Ирина Глебова - Качели судьбы
— Севка, ты супермен! С ума сойти! Я так и знала, что тебя это возбудит, так и знала!
И что-то ещё говорила, он не слушал. Только обрывок уловил:
— Тебе понравится! Вот увидишь…
Она скользнула, проструилась по нему всем телом к краю дивана. Севе было всё равно, куда она идёт. Он пытался удержать себя от окончательного понимания всего происшедшего, справиться с подступившей гадливостью и тошнотой. И как раз в этот момент он услышал вновь внизу громкую возню, визг, крик:
— Севка, иди к нам, тебя тут не хватает!
С расширенными глазами он повернулся и не сразу понял, что перед ним клубок из трёх девушек и двух парней. Перед глазами поплыли груди, ягодицы, волосатые ноги, торчащие из них наросты… Мелькнуло Олино лицо, улыбка, искажённая вожделением в гримасу. Её тонкая рука из-под чьего-то плеча махнула призывно:
— Иди скорее, с ума сойти, как здорово!
Всеволод вскочил, схватил в охапку свои вещи, сложенные в углу дивана, бегом бросился на веранду, скатился с крыльца в сад. Там его вывернуло наизнанку — судорожно, со всхлипами. Немного придя в себя, он ощупью нашёл колонку, умылся, оделся. И пошёл по ночному посёлку, скудно освещённому фонарями, туда, откуда доносились перестук колёс и гудки. Он всегда хорошо ориентировался на местности и вскоре вышел к железной дороге, прямо к маленькой беседке на платформе. Здесь было пусто, первая электричка пойдёт, наверное, рано утром. Сева сел на скамейку, глубоко дыша и ощущая босыми ногами прохладу земли. В пылу своего бегства он не вспомнил о туфлях и не жалел об этом.
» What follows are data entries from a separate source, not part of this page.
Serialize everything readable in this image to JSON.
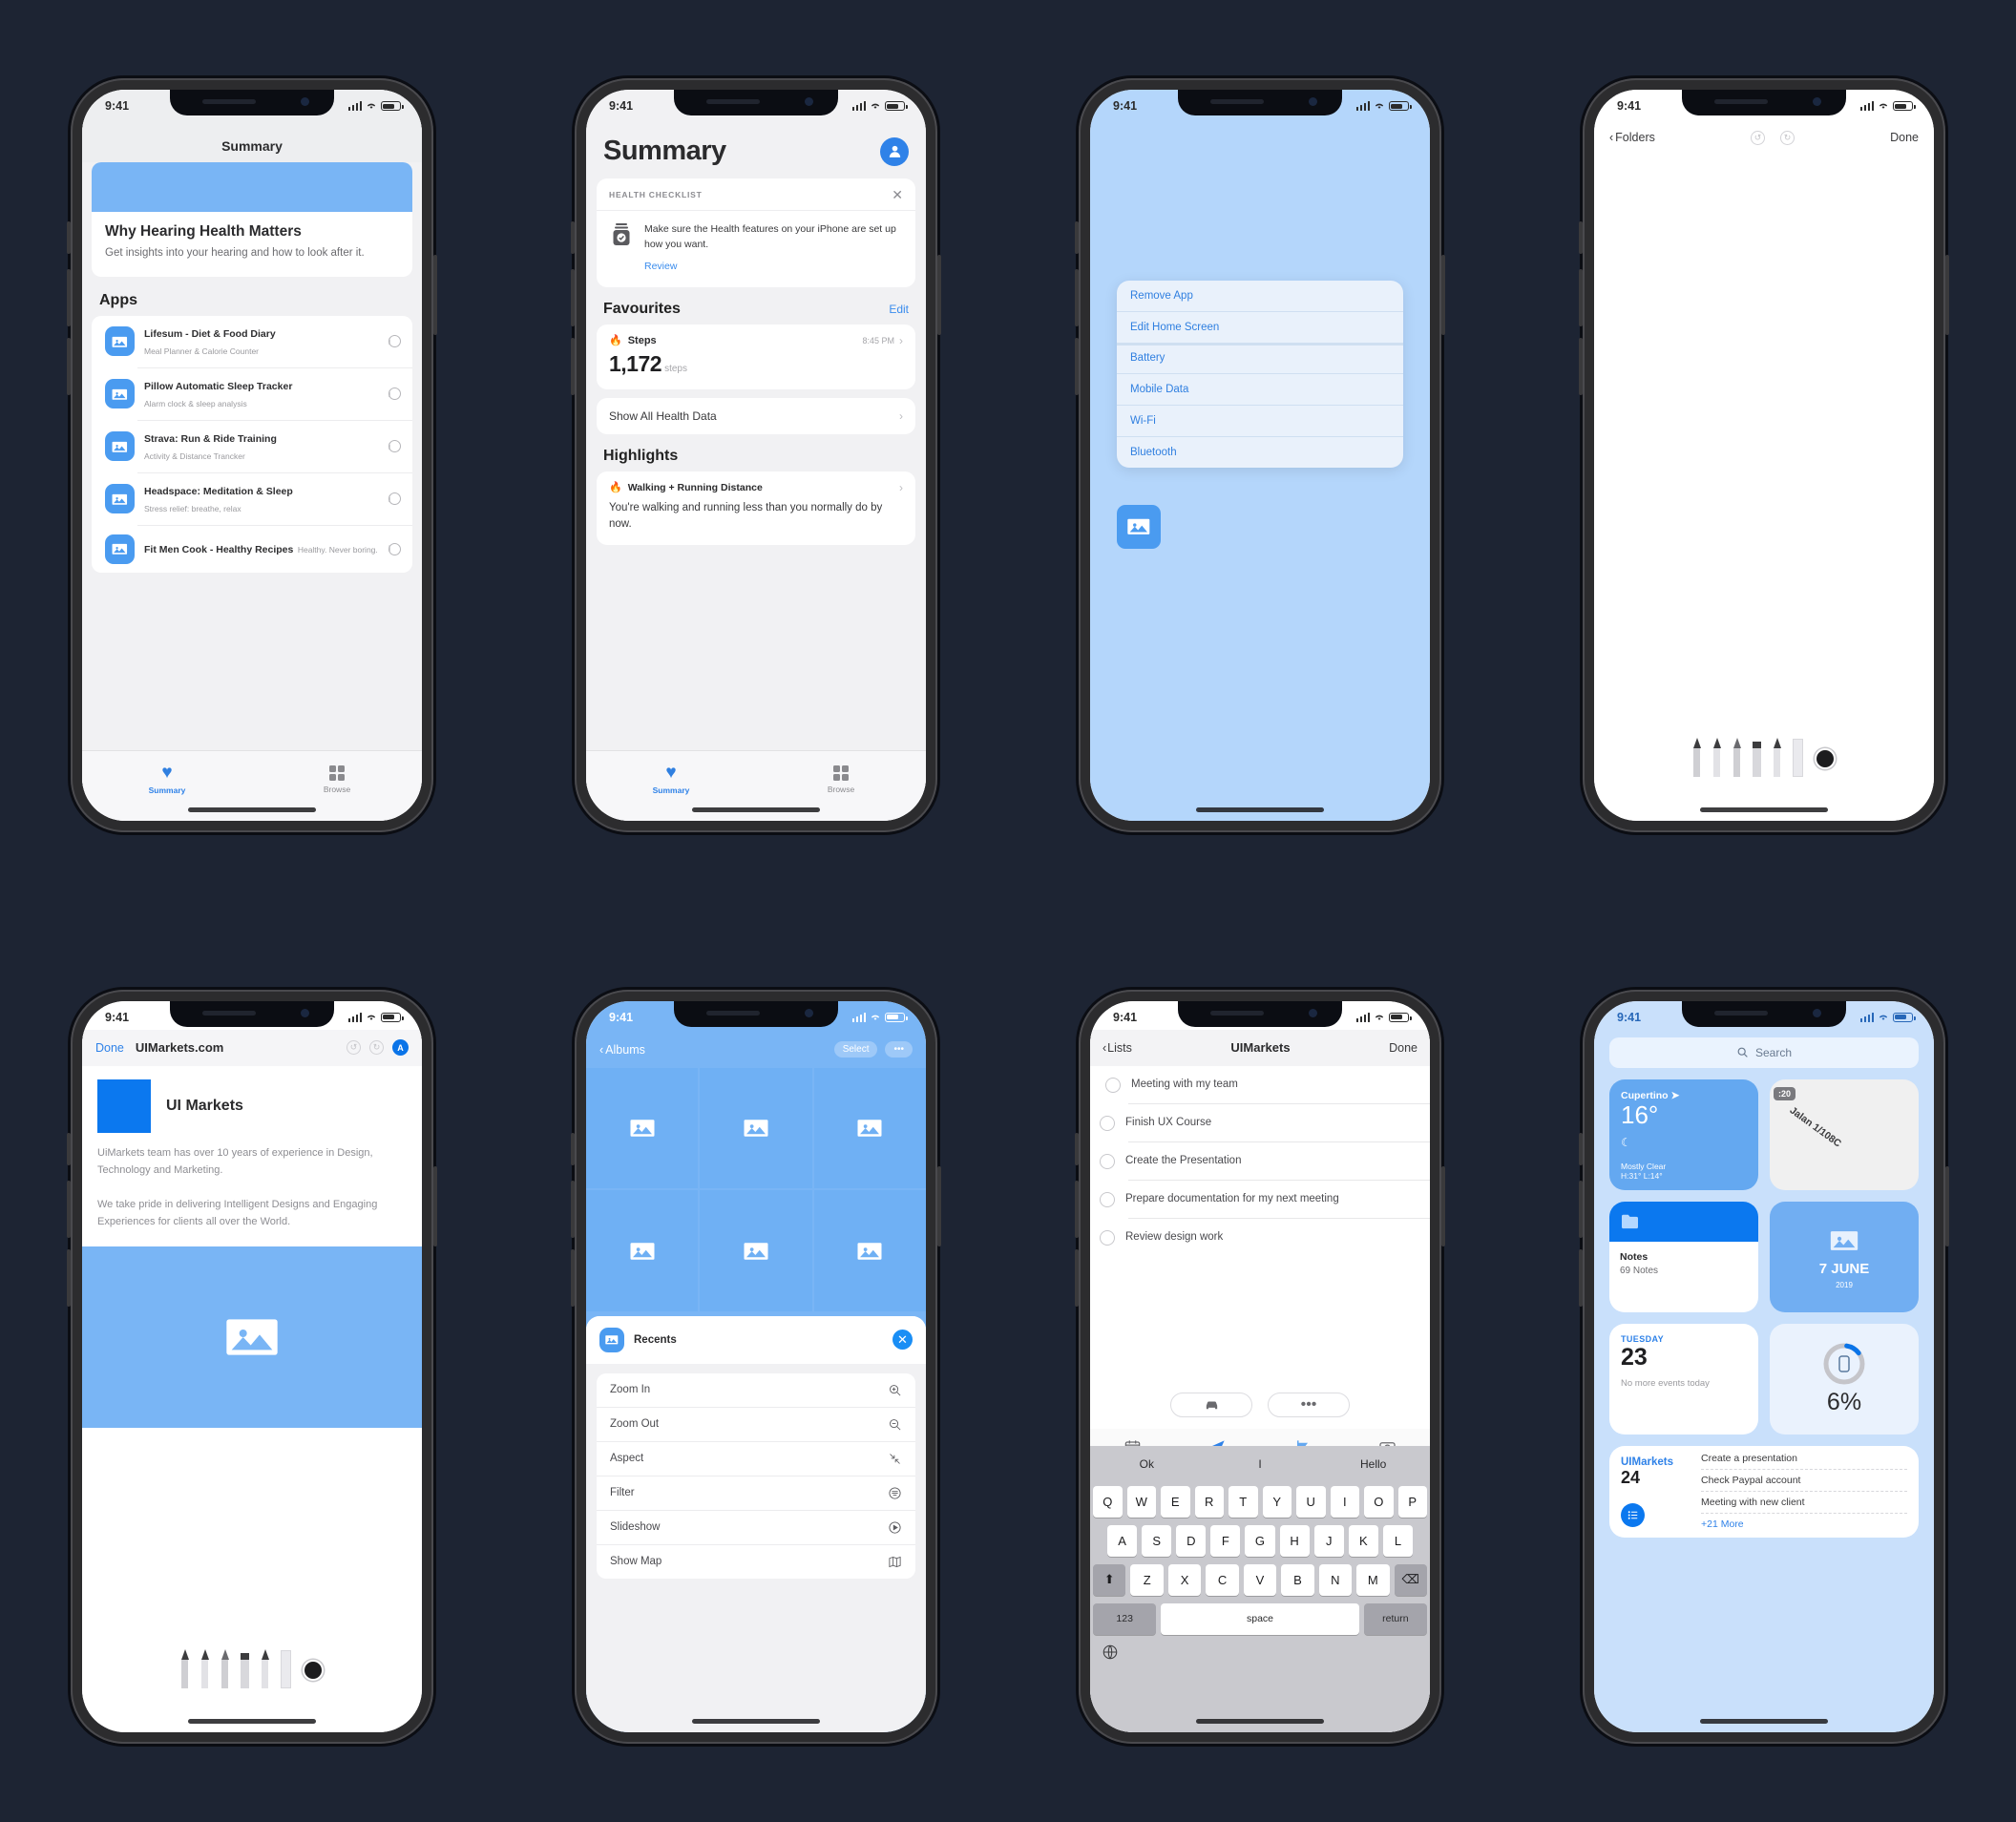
{
  "status_bar": {
    "time": "9:41"
  },
  "phone1": {
    "nav_title": "Summary",
    "hero": {
      "title": "Why Hearing Health Matters",
      "subtitle": "Get insights into your hearing and how to look after it."
    },
    "section_title": "Apps",
    "apps": [
      {
        "name": "Lifesum - Diet & Food Diary",
        "sub": "Meal Planner & Calorie Counter"
      },
      {
        "name": "Pillow Automatic Sleep Tracker",
        "sub": "Alarm clock & sleep analysis"
      },
      {
        "name": "Strava: Run & Ride Training",
        "sub": "Activity & Distance Trancker"
      },
      {
        "name": "Headspace: Meditation & Sleep",
        "sub": "Stress relief: breathe, relax"
      },
      {
        "name": "Fit Men Cook - Healthy Recipes",
        "sub": "Healthy. Never boring."
      }
    ],
    "tabs": [
      {
        "label": "Summary"
      },
      {
        "label": "Browse"
      }
    ]
  },
  "phone2": {
    "title": "Summary",
    "checklist": {
      "header": "HEALTH CHECKLIST",
      "body": "Make sure the Health features on your iPhone are set up how you want.",
      "action": "Review"
    },
    "favourites": {
      "heading": "Favourites",
      "edit": "Edit",
      "metric": "Steps",
      "time": "8:45 PM",
      "value": "1,172",
      "unit": "steps"
    },
    "show_all": "Show All Health Data",
    "highlights": {
      "heading": "Highlights",
      "metric": "Walking + Running Distance",
      "body": "You're walking and running less than you normally do by now."
    },
    "tabs": [
      {
        "label": "Summary"
      },
      {
        "label": "Browse"
      }
    ]
  },
  "phone3": {
    "menu_items": [
      "Remove App",
      "Edit Home Screen",
      "Battery",
      "Mobile Data",
      "Wi-Fi",
      "Bluetooth"
    ]
  },
  "phone4": {
    "back": "Folders",
    "done": "Done"
  },
  "phone5": {
    "done": "Done",
    "url": "UIMarkets.com",
    "reader_badge": "A",
    "brand": "UI Markets",
    "paragraphs": [
      "UiMarkets team has over 10 years of experience in Design, Technology and Marketing.",
      "We take pride in delivering Intelligent Designs and Engaging Experiences for clients all over the World."
    ]
  },
  "phone6": {
    "back": "Albums",
    "select": "Select",
    "more": "•••",
    "sheet_title": "Recents",
    "menu": [
      {
        "label": "Zoom In",
        "icon": "zoom-in-icon"
      },
      {
        "label": "Zoom Out",
        "icon": "zoom-out-icon"
      },
      {
        "label": "Aspect",
        "icon": "aspect-icon"
      },
      {
        "label": "Filter",
        "icon": "filter-icon"
      },
      {
        "label": "Slideshow",
        "icon": "slideshow-icon"
      },
      {
        "label": "Show Map",
        "icon": "map-icon"
      }
    ]
  },
  "phone7": {
    "back": "Lists",
    "title": "UIMarkets",
    "done": "Done",
    "reminders": [
      "Meeting with my team",
      "Finish UX Course",
      "Create the Presentation",
      "Prepare documentation for my next meeting",
      "Review design work"
    ],
    "keyboard": {
      "predictions": [
        "Ok",
        "I",
        "Hello"
      ],
      "row1": [
        "Q",
        "W",
        "E",
        "R",
        "T",
        "Y",
        "U",
        "I",
        "O",
        "P"
      ],
      "row2": [
        "A",
        "S",
        "D",
        "F",
        "G",
        "H",
        "J",
        "K",
        "L"
      ],
      "row3": [
        "Z",
        "X",
        "C",
        "V",
        "B",
        "N",
        "M"
      ],
      "numeric": "123",
      "space": "space",
      "return": "return"
    }
  },
  "phone8": {
    "search_placeholder": "Search",
    "weather": {
      "city": "Cupertino",
      "temp": "16°",
      "condition": "Mostly Clear",
      "highlow": "H:31° L:14°"
    },
    "map": {
      "badge": ":20",
      "street": "Jalan 1/108C"
    },
    "notes": {
      "title": "Notes",
      "count": "69 Notes"
    },
    "photos": {
      "date": "7 JUNE",
      "year": "2019"
    },
    "calendar": {
      "dow": "TUESDAY",
      "day": "23",
      "events": "No more events today"
    },
    "battery": {
      "percent": "6%"
    },
    "reminders": {
      "title": "UIMarkets",
      "count": "24",
      "items": [
        "Create a presentation",
        "Check Paypal account",
        "Meeting with new client"
      ],
      "more": "+21 More"
    }
  },
  "colors": {
    "accent": "#2f82e8",
    "light_blue": "#79b5f5",
    "bg": "#1d2433"
  }
}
Налетел ещё один скорый поезд, обдав парня порывом ветра, пахнущего железом и дальними странами. Этот ветер сдул с него липкий гадливый пот похоти. Он задохнулся, но не отвернул лица. И пока вагоны грохотали мимо, дышал открытым ртом…
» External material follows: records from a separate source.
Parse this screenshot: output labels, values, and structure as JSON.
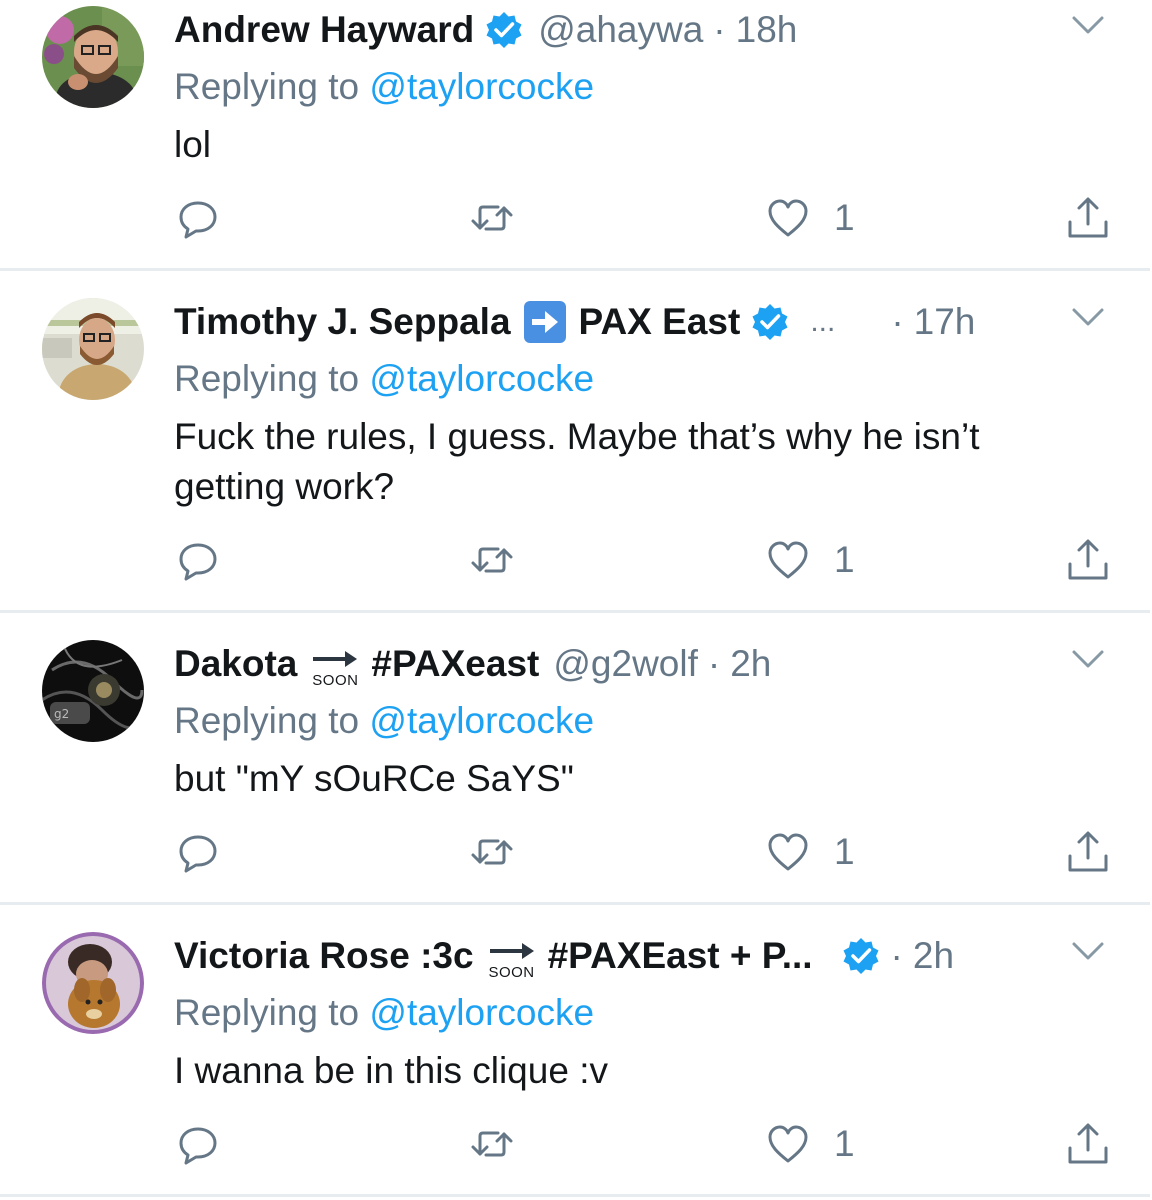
{
  "tweets": [
    {
      "name": "Andrew Hayward",
      "handle": "@ahaywa",
      "dot": "·",
      "time": "18h",
      "replying_prefix": "Replying to",
      "replying_to": "@taylorcocke",
      "text": "lol",
      "like_count": "1"
    },
    {
      "name_part1": "Timothy J. Seppala",
      "name_part2": "PAX East",
      "ellipsis": "...",
      "dot": "·",
      "time": "17h",
      "replying_prefix": "Replying to",
      "replying_to": "@taylorcocke",
      "text": "Fuck the rules, I guess. Maybe that’s why he isn’t getting work?",
      "like_count": "1"
    },
    {
      "name_part1": "Dakota",
      "soon": "SOON",
      "name_part2": "#PAXeast",
      "handle": "@g2wolf",
      "dot": "·",
      "time": "2h",
      "replying_prefix": "Replying to",
      "replying_to": "@taylorcocke",
      "text": "but \"mY sOuRCe SaYS\"",
      "like_count": "1"
    },
    {
      "name_part1": "Victoria Rose :3c",
      "soon": "SOON",
      "name_part2": "#PAXEast + P...",
      "dot": "·",
      "time": "2h",
      "replying_prefix": "Replying to",
      "replying_to": "@taylorcocke",
      "text": "I wanna be in this clique :v",
      "like_count": "1"
    }
  ],
  "icons": {
    "reply": "reply-icon",
    "retweet": "retweet-icon",
    "like": "heart-icon",
    "share": "share-icon",
    "more": "chevron-down-icon",
    "verified": "verified-badge-icon"
  },
  "colors": {
    "name": "#14171a",
    "secondary": "#657786",
    "link": "#1da1f2",
    "verified": "#1da1f2",
    "divider": "#e6ecf0"
  }
}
На работе он попросил отпуск и почти сразу уехал в свой северный город, где лето бывает знойнее и благодатнее, чем на юге. Уехал в мир детских воспоминаний, юношеских привязанностей, участливого понимания, добросердечия и дружбы. Вернулся обновлённый, но тревога сжимала сердце. Впрочем, она тут же растворилась, лишь он узнал от ребят в общежитии, что суд над Ларионовым состоялся, Ольга получила развод и уехала с каким-то мужчиной совсем из города.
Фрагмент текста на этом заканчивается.